Urbi @ Orbi - A Bíblia reconhece um desafiador de Deus junto do Homem.
Será uma expressão para afirmar a supremacia de Deus, frente à
realidade do mal?
Vasco Pinto de Magalhães - Bem, não creio que a intenção
seja essa. É uma consciência de uma cultura que se sente frequentemente
ultrapassada e desafiada e a pôr em causa não só o seu próprio
caminho e as suas convicções, como a própria ideia de Deus.

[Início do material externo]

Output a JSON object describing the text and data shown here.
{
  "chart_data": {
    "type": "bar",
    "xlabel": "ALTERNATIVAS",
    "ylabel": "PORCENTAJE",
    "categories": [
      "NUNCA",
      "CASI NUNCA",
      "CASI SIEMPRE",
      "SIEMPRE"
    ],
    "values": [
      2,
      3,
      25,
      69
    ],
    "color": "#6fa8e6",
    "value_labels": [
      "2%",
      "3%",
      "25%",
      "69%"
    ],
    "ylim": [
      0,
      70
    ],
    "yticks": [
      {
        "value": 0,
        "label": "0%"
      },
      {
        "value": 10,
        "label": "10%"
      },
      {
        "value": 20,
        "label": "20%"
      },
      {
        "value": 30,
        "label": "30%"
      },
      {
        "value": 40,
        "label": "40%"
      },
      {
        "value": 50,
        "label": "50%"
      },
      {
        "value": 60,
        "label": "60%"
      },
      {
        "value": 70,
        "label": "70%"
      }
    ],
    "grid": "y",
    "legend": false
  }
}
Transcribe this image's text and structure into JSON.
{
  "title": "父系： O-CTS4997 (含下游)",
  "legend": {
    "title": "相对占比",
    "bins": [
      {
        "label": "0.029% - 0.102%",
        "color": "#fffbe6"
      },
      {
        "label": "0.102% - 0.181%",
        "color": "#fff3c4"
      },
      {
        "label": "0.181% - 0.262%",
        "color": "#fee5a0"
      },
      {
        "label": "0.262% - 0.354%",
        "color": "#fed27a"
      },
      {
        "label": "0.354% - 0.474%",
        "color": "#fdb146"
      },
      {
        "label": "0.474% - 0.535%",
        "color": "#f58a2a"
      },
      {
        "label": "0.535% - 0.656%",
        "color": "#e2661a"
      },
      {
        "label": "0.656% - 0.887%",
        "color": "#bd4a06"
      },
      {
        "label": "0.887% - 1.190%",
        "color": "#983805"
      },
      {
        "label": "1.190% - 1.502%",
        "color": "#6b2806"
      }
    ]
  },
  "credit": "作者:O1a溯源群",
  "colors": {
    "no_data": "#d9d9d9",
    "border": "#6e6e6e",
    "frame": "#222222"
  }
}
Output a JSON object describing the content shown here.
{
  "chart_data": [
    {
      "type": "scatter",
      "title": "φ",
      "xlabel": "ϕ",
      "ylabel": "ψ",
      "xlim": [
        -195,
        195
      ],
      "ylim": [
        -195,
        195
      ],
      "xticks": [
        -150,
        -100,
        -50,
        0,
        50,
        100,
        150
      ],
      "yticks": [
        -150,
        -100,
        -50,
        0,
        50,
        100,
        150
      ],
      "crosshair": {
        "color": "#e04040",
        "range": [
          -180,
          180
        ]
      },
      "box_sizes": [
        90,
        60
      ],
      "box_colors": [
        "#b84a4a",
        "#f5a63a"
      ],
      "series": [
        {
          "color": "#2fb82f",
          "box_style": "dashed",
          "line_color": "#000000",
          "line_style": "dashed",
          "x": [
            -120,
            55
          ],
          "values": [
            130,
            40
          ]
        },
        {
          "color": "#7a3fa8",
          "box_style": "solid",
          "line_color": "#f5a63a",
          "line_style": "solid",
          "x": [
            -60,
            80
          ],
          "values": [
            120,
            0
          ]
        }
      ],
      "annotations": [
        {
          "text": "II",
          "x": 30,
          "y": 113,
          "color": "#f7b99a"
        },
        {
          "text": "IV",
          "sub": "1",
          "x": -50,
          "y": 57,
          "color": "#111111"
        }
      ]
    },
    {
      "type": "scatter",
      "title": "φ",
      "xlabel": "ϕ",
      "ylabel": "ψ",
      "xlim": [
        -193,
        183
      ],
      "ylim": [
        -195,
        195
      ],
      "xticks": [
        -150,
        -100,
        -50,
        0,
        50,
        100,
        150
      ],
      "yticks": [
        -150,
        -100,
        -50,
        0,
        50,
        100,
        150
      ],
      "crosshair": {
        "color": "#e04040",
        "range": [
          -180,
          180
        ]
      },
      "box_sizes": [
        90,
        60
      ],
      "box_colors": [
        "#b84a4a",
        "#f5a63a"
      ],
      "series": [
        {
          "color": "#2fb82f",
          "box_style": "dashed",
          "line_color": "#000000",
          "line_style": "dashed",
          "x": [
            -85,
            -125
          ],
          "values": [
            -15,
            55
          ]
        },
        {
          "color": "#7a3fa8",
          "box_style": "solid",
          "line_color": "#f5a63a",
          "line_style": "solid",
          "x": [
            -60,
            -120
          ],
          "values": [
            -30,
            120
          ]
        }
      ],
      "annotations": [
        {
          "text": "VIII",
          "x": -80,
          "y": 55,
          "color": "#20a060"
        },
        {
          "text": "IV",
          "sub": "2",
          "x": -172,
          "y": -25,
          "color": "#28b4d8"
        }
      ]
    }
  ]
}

Mas não é Deus que impõe nem que pede, porque isso já
é um Deus demasiado terreno. Repare, a concepção bíblica
de Deus do Antigo Testamento não é a do Novo Testamento, nem sequer
é aquela que hoje já é mais trabalhada. Tudo depende da noção
e da imagem que nós temos de Deus. Jesus Cristo vem-nos revelar um rosto
novo de Deus e Ele não precisa de ninguém para se confrontar, não
precisa de uma outra presença, mas de alertar as pessoas para aquilo que
Ele chamou mundo, e os poderes do mundo estruturado ou não, ou mais individuais
ou mais colectivos, portanto, é o próprio Homem que se pode organizar
de uma forma fechada e auto-suficiente. Neste sentido, o Homem fechado em si próprio
opõe-se a um caminho de libertação e com o perigo de ser
exactamente o contrário.
U@O - Este fechamento do homem, não o coloca numa situação
de vulnerabilidade, transformando-o num ser egoísta e maligno?
VPM - Creio que não. O Ser vulnerável não é
o Ser maligno. O Homem torna-se maligno, na medida em que usa mal a sua liberdade
e endeusa a realidade sem a substituição de um Deus de amor, quando
põe a sua confiança, por exemplo, no bem estar e no dinheiro. O
que é importante ao serviço da humanidade não pode ser o
trono donde eu espero a felicidade. Não é o Homem que na sua fragilidade
se opõe a Deus, porque a fragilidade pode ser até uma ocasião
de sentir a Deus. É, quando não sabendo encontrar o caminho por
aí, na tentação do orgulho constrói realidades, Torres
de Babel, estruturas ou comunidades que se pensem auto-suficientes, então,
é o Homem no seu engano de auto-suficiência que se opõe a
Deus, não é o homem na sua fragilidade.
U@O - Não será esta fragilidade o caminho propício para
a manipulação do Homem?
VPM - É verdade que todos os poderes, se apanham um homem mal formado,
com pouca consciência crítica, vão usá-lo e manipulá-lo.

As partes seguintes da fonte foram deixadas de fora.